South Korean President Moon Jae-in arrived in New York on Sunday to attend the U.N. General Assembly and hold a bilateral summit meeting with U.S. President Donald Trump.
Moon is eager to set up a second meeting between Trump and North Korean dictator Kim Jong-un. President Trump indicated on Monday such a meeting could occur “quite soon.”
Moon met with Kim Jong-un in Pyongyang last week and said the North Korean dictator remains committed to denuclearization and better relations with the outside world.
“Chairman Kim expressed his wish to finish complete denuclearization at an early date and focus on economic development,” Moon said when he arrived in New York.
Moon expressed his support for signing a formal peace treaty to end the Korean War, which was suspended with an armistice in 1953. Although there are concerns North Korea would take advantage of a peace treaty to weaken sanctions or demand the removal of U.S. troops from the Korean peninsula, Moon said it would be merely a “political declaration” that hostilities between the two Koreas have conclusively ended.
Moon conveyed a message from Kim to President Trump at the U.N., saying, “You are the only person who can solve this problem.”

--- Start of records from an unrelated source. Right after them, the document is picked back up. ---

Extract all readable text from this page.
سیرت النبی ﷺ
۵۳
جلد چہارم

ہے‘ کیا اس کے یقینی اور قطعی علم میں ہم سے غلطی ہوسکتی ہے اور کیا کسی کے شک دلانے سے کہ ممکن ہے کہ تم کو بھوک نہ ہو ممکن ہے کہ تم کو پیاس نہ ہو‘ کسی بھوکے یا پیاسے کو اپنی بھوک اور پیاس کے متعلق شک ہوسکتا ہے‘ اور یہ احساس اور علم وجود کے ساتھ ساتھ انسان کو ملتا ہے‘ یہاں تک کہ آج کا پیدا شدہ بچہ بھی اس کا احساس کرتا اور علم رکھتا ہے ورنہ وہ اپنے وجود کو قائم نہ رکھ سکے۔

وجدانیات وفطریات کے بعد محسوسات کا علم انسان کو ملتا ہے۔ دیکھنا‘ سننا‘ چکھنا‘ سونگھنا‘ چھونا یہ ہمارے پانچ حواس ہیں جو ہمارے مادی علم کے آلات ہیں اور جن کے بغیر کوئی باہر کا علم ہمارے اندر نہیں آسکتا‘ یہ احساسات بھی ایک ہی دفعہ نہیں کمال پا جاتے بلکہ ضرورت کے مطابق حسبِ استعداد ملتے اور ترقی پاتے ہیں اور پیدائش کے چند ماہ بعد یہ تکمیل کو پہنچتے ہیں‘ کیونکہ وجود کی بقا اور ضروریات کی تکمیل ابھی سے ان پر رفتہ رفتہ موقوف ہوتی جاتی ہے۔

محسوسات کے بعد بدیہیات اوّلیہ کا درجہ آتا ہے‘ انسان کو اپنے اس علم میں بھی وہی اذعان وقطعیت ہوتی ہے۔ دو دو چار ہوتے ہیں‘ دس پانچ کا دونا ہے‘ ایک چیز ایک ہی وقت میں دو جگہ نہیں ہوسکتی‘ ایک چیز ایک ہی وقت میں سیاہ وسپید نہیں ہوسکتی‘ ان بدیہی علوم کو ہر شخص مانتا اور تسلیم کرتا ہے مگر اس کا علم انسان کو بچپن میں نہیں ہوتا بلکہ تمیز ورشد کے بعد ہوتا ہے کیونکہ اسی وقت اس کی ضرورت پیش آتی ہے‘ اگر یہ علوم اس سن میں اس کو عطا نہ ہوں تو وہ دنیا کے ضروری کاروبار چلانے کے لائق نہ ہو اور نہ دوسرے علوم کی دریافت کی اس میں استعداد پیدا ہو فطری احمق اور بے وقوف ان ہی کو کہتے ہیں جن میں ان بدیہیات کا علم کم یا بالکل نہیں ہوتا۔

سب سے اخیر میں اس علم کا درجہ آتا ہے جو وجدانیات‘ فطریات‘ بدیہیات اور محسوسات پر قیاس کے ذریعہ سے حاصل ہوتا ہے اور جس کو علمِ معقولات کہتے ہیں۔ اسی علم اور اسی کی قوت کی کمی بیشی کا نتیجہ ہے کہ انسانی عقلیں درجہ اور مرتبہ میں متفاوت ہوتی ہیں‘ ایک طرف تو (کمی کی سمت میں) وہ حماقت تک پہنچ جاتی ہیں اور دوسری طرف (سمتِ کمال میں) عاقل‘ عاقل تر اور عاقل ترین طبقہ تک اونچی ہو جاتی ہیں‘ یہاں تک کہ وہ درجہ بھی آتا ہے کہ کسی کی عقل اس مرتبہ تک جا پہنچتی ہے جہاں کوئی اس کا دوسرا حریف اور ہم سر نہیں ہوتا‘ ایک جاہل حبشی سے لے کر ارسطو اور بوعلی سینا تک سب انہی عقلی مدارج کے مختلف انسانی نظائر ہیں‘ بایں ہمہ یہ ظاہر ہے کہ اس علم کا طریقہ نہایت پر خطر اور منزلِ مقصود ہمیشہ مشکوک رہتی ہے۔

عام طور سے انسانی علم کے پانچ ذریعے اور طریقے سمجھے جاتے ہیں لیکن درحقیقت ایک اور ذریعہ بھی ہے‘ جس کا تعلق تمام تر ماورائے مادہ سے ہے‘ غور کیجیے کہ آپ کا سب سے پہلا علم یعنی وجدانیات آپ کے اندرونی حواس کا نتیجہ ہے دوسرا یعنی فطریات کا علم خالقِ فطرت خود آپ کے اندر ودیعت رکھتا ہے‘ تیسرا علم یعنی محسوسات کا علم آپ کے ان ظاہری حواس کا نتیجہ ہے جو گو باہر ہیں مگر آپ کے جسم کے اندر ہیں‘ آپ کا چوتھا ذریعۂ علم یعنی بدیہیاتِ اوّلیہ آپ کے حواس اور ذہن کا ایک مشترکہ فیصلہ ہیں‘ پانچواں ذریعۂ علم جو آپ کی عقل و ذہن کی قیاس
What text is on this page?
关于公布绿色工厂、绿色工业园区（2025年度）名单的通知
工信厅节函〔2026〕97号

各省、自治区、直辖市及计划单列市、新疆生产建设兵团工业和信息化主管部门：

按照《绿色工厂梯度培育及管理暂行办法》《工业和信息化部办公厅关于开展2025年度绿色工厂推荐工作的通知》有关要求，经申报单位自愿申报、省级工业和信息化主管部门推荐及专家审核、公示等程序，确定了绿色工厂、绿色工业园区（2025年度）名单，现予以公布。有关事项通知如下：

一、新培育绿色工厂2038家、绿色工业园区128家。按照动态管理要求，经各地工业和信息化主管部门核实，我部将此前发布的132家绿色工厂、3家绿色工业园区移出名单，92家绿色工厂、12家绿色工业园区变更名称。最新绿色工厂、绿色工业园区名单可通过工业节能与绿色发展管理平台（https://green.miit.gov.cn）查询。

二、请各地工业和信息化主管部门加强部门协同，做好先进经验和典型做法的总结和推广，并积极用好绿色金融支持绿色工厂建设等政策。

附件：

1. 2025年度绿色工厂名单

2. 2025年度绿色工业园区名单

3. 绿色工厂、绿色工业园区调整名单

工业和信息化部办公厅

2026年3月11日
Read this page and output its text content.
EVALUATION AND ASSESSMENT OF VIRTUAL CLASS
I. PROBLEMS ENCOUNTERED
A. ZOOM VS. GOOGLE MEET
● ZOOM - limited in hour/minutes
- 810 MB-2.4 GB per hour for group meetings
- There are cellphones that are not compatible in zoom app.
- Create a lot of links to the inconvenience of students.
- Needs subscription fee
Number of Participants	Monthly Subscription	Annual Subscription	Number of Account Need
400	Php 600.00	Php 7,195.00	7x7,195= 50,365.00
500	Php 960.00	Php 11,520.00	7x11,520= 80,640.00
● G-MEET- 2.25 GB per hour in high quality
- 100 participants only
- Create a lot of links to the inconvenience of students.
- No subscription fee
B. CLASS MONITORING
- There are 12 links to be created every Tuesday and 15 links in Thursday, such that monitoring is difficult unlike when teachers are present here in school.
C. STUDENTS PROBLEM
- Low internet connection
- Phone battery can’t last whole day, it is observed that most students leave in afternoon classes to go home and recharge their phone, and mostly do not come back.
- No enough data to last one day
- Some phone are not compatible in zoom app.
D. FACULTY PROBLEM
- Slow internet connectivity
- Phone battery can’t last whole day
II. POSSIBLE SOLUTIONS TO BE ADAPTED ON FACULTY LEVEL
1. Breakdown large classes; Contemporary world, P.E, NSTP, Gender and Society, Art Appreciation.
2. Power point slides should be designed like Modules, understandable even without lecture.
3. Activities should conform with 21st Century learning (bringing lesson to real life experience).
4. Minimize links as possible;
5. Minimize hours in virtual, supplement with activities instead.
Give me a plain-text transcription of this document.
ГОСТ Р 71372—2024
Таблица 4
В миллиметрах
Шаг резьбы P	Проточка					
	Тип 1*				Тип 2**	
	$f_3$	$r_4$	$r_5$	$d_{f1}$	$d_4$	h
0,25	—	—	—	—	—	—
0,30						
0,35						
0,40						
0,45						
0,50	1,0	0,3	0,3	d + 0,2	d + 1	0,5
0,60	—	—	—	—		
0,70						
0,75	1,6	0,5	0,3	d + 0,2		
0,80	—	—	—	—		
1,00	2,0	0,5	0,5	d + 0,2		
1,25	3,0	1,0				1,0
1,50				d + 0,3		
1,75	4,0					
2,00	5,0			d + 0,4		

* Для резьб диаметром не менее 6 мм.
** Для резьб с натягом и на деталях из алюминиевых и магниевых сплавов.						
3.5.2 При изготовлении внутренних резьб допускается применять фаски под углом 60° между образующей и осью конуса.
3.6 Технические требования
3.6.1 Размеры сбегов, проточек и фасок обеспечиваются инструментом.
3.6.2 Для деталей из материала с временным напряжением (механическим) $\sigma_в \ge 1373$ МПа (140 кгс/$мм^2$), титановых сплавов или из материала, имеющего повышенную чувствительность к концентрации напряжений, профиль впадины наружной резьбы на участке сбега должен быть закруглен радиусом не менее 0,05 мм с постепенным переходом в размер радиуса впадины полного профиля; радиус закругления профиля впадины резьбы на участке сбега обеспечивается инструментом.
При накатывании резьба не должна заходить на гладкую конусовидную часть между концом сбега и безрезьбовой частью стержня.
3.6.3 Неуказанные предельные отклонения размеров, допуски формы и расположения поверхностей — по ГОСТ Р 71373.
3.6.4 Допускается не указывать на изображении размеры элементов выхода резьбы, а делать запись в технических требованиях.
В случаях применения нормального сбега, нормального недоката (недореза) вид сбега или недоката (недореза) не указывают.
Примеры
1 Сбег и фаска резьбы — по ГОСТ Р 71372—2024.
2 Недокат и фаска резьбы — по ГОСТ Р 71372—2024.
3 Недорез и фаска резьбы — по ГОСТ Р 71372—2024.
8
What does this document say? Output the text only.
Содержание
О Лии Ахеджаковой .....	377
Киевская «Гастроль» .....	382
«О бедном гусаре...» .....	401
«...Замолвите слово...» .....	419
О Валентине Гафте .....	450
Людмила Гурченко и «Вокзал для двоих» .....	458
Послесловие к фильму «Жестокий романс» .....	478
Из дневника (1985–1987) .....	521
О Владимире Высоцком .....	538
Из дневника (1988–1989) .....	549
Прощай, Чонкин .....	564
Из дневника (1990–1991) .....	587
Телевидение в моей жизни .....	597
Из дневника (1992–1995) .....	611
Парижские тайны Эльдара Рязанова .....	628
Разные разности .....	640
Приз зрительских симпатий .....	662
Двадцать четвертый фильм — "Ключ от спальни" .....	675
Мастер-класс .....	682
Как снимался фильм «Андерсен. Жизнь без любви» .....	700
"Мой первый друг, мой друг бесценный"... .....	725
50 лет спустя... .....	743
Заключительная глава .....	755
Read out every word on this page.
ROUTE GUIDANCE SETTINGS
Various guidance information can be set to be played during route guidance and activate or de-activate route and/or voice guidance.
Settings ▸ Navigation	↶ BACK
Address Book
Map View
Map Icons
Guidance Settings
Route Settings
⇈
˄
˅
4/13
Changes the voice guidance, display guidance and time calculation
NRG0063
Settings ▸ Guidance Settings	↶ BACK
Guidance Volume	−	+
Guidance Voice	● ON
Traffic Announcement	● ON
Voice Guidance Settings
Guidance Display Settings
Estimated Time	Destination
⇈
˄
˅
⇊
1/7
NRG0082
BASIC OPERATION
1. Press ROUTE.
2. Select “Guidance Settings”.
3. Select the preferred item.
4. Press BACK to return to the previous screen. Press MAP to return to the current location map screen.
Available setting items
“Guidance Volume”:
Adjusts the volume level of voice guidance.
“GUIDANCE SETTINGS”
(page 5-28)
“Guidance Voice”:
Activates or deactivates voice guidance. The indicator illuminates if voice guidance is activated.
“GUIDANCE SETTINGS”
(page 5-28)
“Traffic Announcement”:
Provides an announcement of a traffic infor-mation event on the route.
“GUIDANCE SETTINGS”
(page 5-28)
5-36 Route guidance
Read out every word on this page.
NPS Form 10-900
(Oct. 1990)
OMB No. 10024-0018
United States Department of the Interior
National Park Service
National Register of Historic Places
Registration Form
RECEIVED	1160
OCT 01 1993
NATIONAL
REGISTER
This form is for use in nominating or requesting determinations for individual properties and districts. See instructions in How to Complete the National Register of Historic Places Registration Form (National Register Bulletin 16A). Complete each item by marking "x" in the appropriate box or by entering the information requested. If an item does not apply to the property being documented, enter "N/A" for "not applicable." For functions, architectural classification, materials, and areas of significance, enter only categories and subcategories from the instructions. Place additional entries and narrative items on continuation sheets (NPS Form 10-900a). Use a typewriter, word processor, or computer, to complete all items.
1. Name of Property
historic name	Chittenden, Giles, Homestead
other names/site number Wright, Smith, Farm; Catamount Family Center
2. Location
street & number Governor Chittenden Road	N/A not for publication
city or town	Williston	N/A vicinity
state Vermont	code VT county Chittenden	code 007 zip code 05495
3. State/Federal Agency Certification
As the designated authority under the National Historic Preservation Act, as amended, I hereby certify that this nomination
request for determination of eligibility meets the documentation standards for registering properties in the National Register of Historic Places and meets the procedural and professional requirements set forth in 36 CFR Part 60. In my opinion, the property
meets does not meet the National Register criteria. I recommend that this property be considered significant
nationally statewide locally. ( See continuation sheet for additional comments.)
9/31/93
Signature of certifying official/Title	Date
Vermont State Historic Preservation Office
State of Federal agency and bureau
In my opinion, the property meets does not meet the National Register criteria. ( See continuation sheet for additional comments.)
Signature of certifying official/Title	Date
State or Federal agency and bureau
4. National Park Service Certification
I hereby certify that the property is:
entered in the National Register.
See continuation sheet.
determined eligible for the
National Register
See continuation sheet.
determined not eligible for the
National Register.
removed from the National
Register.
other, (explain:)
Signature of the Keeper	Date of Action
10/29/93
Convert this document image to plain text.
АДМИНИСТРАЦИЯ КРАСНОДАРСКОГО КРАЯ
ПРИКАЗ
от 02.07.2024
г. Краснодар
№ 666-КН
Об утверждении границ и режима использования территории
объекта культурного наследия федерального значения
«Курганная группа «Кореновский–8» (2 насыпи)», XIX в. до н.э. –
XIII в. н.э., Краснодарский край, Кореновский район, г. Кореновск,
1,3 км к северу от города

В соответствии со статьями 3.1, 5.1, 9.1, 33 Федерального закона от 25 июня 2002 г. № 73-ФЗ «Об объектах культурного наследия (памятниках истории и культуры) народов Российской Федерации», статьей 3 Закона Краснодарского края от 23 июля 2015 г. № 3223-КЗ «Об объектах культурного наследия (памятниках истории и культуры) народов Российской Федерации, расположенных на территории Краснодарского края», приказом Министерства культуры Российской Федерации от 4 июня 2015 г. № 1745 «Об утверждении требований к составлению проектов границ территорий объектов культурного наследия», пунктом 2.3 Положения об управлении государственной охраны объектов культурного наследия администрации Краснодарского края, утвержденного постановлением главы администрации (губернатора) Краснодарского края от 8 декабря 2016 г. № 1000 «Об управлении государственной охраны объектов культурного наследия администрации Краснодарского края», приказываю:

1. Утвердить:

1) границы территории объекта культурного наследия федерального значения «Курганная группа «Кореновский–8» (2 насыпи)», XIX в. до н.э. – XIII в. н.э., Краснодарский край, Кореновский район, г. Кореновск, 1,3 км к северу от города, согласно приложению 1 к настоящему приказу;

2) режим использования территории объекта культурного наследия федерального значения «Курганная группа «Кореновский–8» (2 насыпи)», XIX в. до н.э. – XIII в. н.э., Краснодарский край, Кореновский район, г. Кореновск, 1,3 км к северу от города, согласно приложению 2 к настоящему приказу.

Trump said he looked forward to meeting with Kim again in the “not-too-distant future,” but added the United States is in “no rush” to lift sanctions until North Korea fully denuclearizes.
Trump and Moon signed a trade agreement on Monday hailed by the U.S. president as a “very big deal” that would significantly reduce the U.S. trade deficit with South Korea.
“In addition to this deal, we have many other deals in the works – reciprocal deals,” Trump said.
President Moon is pushing the North Korea process a little faster than the United States is willing to go, particularly given the enormous international pressure to keep the sanctions regime in place. Even at the height of the international community’s disgust with North Korea’s nuclear program, it was not possible to keep countries like China and Russia from cheating on the sanctions they ostensibly supported.
Appearing on NBC News’ Meet the Press on Sunday, Secretary of State Mike Pompeo said President Trump is “prepared to meet with Chairman Kim at the right time,” and hoped the right time would arrive “in the not-too-distant future,” but indicated the administration remains skeptical of North Korea’s intentions.
“We have our eyes wide open. There is a long way to go to get Chairman Kim to live up to the commitment that he made to President Trump and, indeed, to the demands of the world in the U.N. Security Council resolutions to get him to fully denuclearize,” said Pompeo.
Speaking from the U.N. on Monday, Pompeo supported President Trump’s desire to hold another meeting with Kim Jong-un even though North Korea has taken few solid steps toward denuclearization. The secretary endorsed the idea of bringing together “the two senior leaders, the individuals who can actually make the decisions that will move this process forward.”